Correlation of T1 signal intensity change after anthracycline exposure with histopathologic changes in the myocardium. Serial histograms and histopathology of the myocardium before and after receipt of anthracycline. On the top portion of the figure are shown 4-week histograms of the number of pixels (y-axes) and intensities (x-axes) in individual animals after receipt of NS (top left), DOX without an EF drop (top middle), and DOX with an EF drop (top right). Below the histograms are 40× hematoxylin and eosin histopathologic images from the same animals. As shown, mean intensity increased in the animals that had a drop in EF corresponding to vacuolization (arrows, bottom right).
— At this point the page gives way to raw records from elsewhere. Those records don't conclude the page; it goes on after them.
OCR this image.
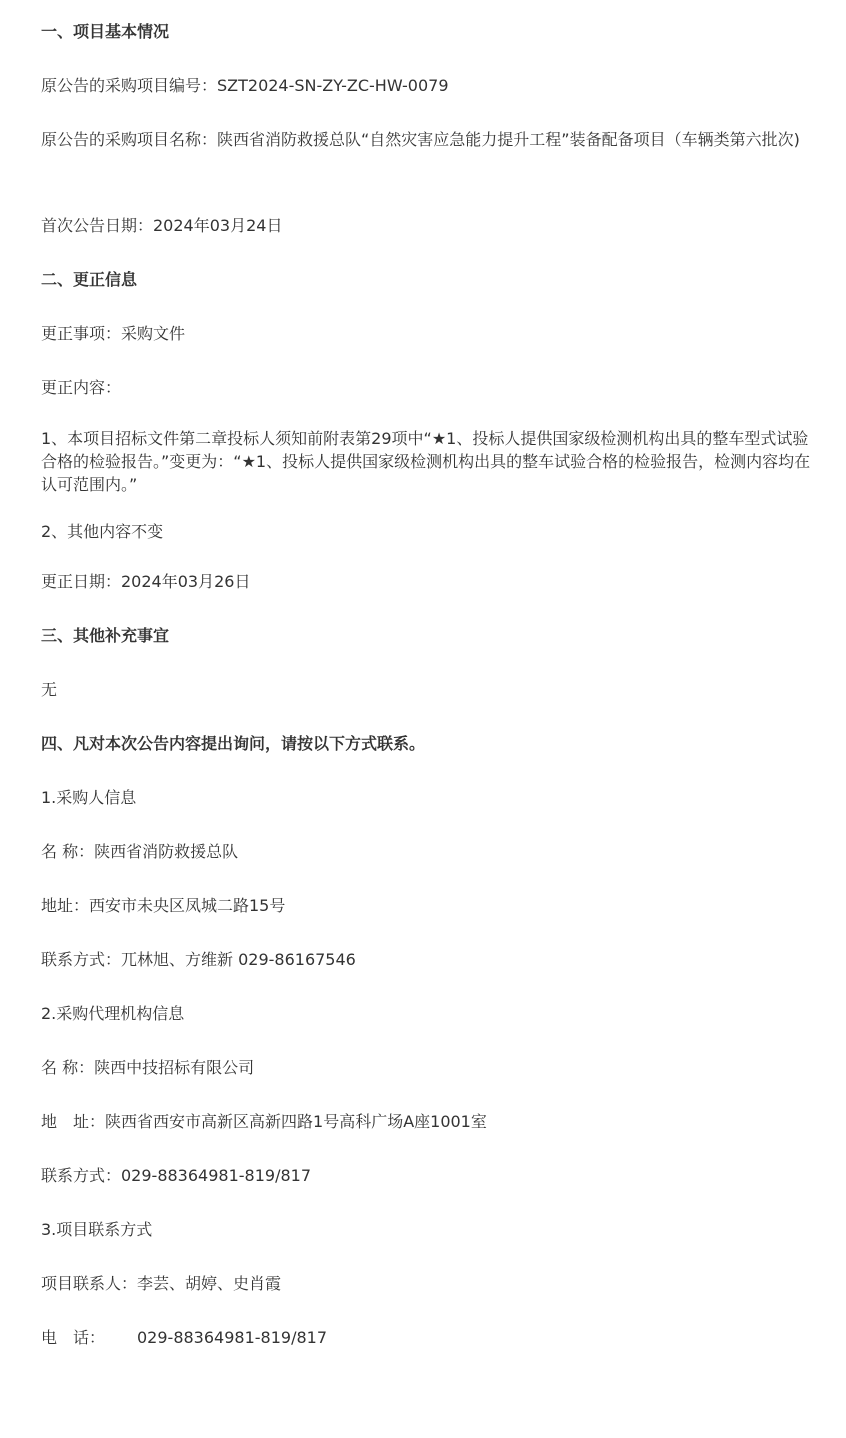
一、项目基本情况
原公告的采购项目编号：SZT2024-SN-ZY-ZC-HW-0079
原公告的采购项目名称：陕西省消防救援总队“自然灾害应急能力提升工程”装备配备项目（车辆类第六批次)
首次公告日期：2024年03月24日
二、更正信息
更正事项：采购文件
更正内容：
1、本项目招标文件第二章投标人须知前附表第29项中“★1、投标人提供国家级检测机构出具的整车型式试验合格的检验报告。”变更为：“★1、投标人提供国家级检测机构出具的整车试验合格的检验报告，检测内容均在认可范围内。”
2、其他内容不变
更正日期：2024年03月26日
三、其他补充事宜
无
四、凡对本次公告内容提出询问，请按以下方式联系。
1.采购人信息
名 称：陕西省消防救援总队
地址：西安市未央区凤城二路15号
联系方式：兀林旭、方维新 029-86167546
2.采购代理机构信息
名 称：陕西中技招标有限公司
地　址：陕西省西安市高新区高新四路1号高科广场A座1001室
联系方式：029-88364981-819/817
3.项目联系方式
项目联系人：李芸、胡婷、史肖霞
电　话： 029-88364981-819/817
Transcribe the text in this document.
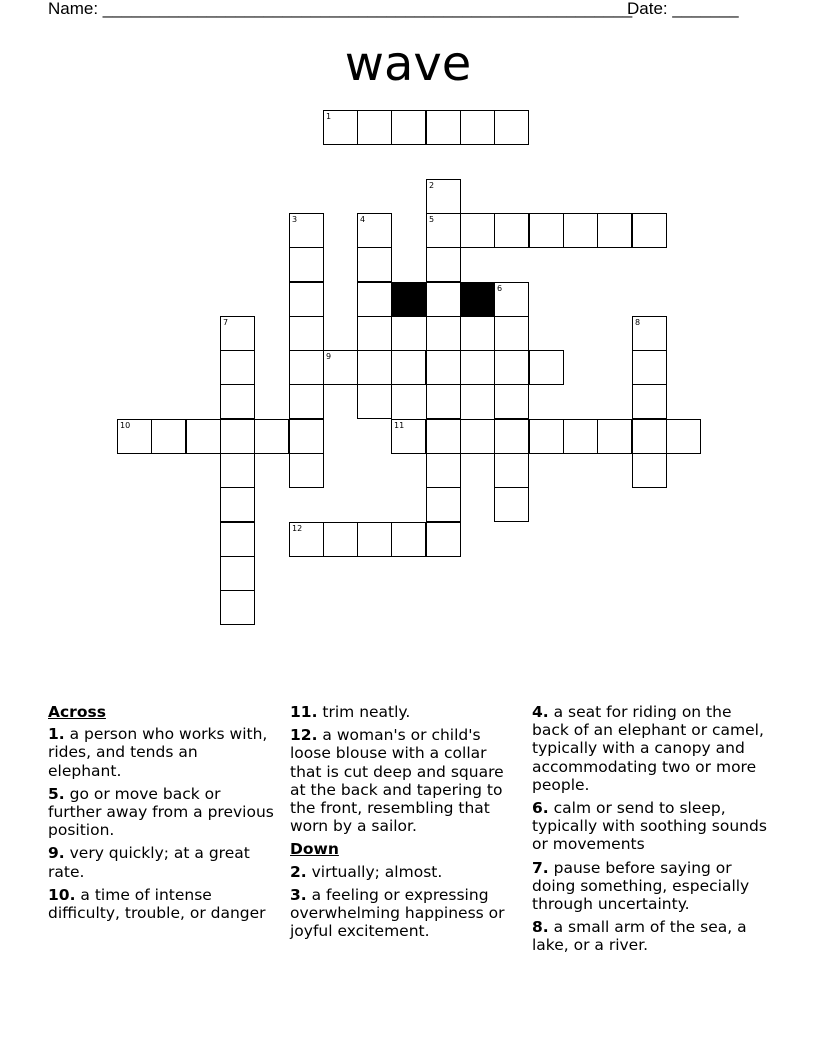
Name: ________________________________________________________
Date: _______
wave
1
2
5
3	4
6
7	8
9
10	11
12
Across
1. a person who works with, rides, and tends an elephant.
5. go or move back or further away from a previous position.
9. very quickly; at a great rate.
10. a time of intense difficulty, trouble, or danger
11. trim neatly.
12. a woman's or child's loose blouse with a collar that is cut deep and square at the back and tapering to the front, resembling that worn by a sailor.
Down
2. virtually; almost.
3. a feeling or expressing overwhelming happiness or joyful excitement.
4. a seat for riding on the back of an elephant or camel, typically with a canopy and accommodating two or more people.
6. calm or send to sleep, typically with soothing sounds or movements
7. pause before saying or doing something, especially through uncertainty.
8. a small arm of the sea, a lake, or a river.
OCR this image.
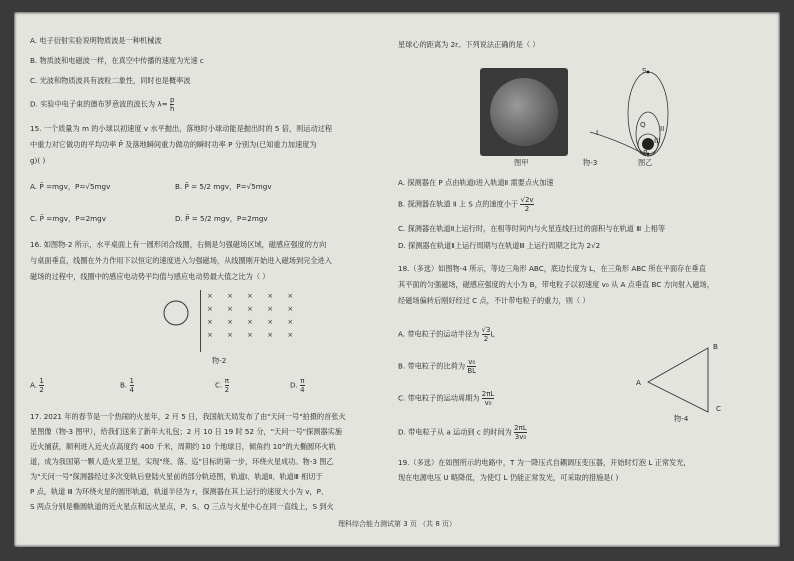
A. 电子衍射实验说明物质波是一种机械波
B. 物质波和电磁波一样，在真空中传播的速度为光速 c
C. 光波和物质波具有波粒二象性，同时也是概率波
D. 实验中电子束的德布罗意波的波长为 $\lambda= \frac{p}{h}$
15. 一个质量为 m 的小球以初速度 v 水平抛出，落地时小球动能是抛出时的 5 倍，则运动过程
中重力对它做功的平均功率 P̄ 及落地瞬间重力做功的瞬时功率 P 分别为(已知重力加速度为
g)( )
A. P̄ =mgv，P=√5mgv	B. P̄ = 5/2 mgv，P=√5mgv
C. P̄ =mgv，P=2mgv	D. P̄ = 5/2 mgv，P=2mgv
16. 如图物-2 所示，水平桌面上有一圆形闭合线圈，右侧是匀强磁场区域，磁感应强度的方向
与桌面垂直，线圈在外力作用下以恒定的速度进入匀强磁场，从线圈刚开始进入磁场到完全进入
磁场的过程中，线圈中的感应电动势平均值与感应电动势最大值之比为（ ）
× × × × ×
× × × × ×
× × × × ×
× × × × ×
物-2
A. $\frac{1}{2}$	B. $\frac{1}{4}$	C. $\frac{\pi}{2}$	D. $\frac{\pi}{4}$
17. 2021 年的春节是一个热闹的火星年，2 月 5 日，我国航天局发布了由"天问一号"拍摄的首张火
星图像（物-3 图甲），给我们送来了新年大礼包；2 月 10 日 19 时 52 分，"天问一号"探测器实施
近火捕获，顺利进入近火点高度约 400 千米，周期约 10 个地球日，倾角约 10°的大椭圆环火轨
道，成为我国第一颗人造火星卫星，实现"绕、落、巡"目标的第一步，环绕火星成功。物-3 图乙
为"天问一号"探测器经过多次变轨后登陆火星前的部分轨迹图，轨道Ⅰ、轨道Ⅱ、轨道Ⅲ 相切于
P 点，轨道 Ⅲ 为环绕火星的圆形轨道，轨道半径为 r，探测器在其上运行的速度大小为 v，P、
S 两点分别是椭圆轨道的近火星点和远火星点，P、S、Q 三点与火星中心在同一直线上，S 到火
星球心的距离为 2r。下列说法正确的是（ ）
图甲	物-3	图乙
S
Q
P
I	II
III
A. 探测器在 P 点由轨道Ⅰ进入轨道Ⅱ 需要点火加速
B. 探测器在轨道 Ⅱ 上 S 点的速度小于 $\frac{√2v}{2}$
C. 探测器在轨道Ⅱ上运行时，在相等时间内与火星连线扫过的面积与在轨道 Ⅲ 上相等
D. 探测器在轨道Ⅱ上运行周期与在轨道Ⅲ 上运行周期之比为 2√2
18.（多选）如图物-4 所示，等边三角形 ABC，底边长度为 L，在三角形 ABC 所在平面存在垂直
其平面的匀强磁场，磁感应强度的大小为 B，带电粒子以初速度 v₀ 从 A 点垂直 BC 方向射入磁场，
经磁场偏转后刚好经过 C 点，不计带电粒子的重力，则（ ）
A. 带电粒子的运动半径为 $\frac{√3}{2}$ L
B. 带电粒子的比荷为 $\frac{\text{v₀}}{BL}$
C. 带电粒子的运动周期为 $\frac{2\pi L}{\text{v₀}}$
D. 带电粒子从 a 运动到 c 的时间为 $\frac{2\pi L}{\text{3v₀}}$
A
B
C
物-4
19.（多选）在如图所示的电路中，T 为一降压式自耦调压变压器，开始时灯泡 L 正常发光，
现在电源电压 U 略降低，为使灯 L 仍能正常发光，可采取的措施是( )
理科综合能力测试第 3 页 （共 8 页）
Reprinted from Lightfoot, et al. Circ Cardiovasc Imaging 2010[77].

Figure 4

Serial changes in LV volumes, myocardial strain and LVEF after anthracycline exposure in human subjects. Time dependent changes in left ventricular (LV) end diastolic volume (left y-axis; panel A) and LV end systolic volume (right y-axis; panel A); in LV ejection fraction (left y-axis; panel B); serum Troponin-I (right y-axis; panel B); pulse wave velocity (PWV) (left y-axis; panel C); and mean mid wall circumferential strain (right y-axis; panel C). The mean ± the standard error are shown. There was a substantive increase in LV end systolic volume, PWV, and serum Troponin-I while at the same time a decrease in LV ejection fraction and mean mid-wall circumferential strain from baseline to six months after administration of low to moderate doses of anthracycline-based chemotherapy. Reprinted from Drafts, et al. JACC-Imaging 2012[96].

Figure 5

Serial changes in aortic stiffness in chemotherapy recipients. Chaosuwannakit, et al. demonstrated that pulse wave velocity (PWV) increased in participants receiving cancer therapy. PWV results for the control participants (A) and the participants receiving cancer therapy (B). The increase in PWV observed in this study is associated with a 3-fold increase in the risk of a future CV event and consistent with a 10 to 20 year age associated increment of the cardiovascular system. Reprinted from Chaosuwannakit, et al. J Clin Oncol 2010[64].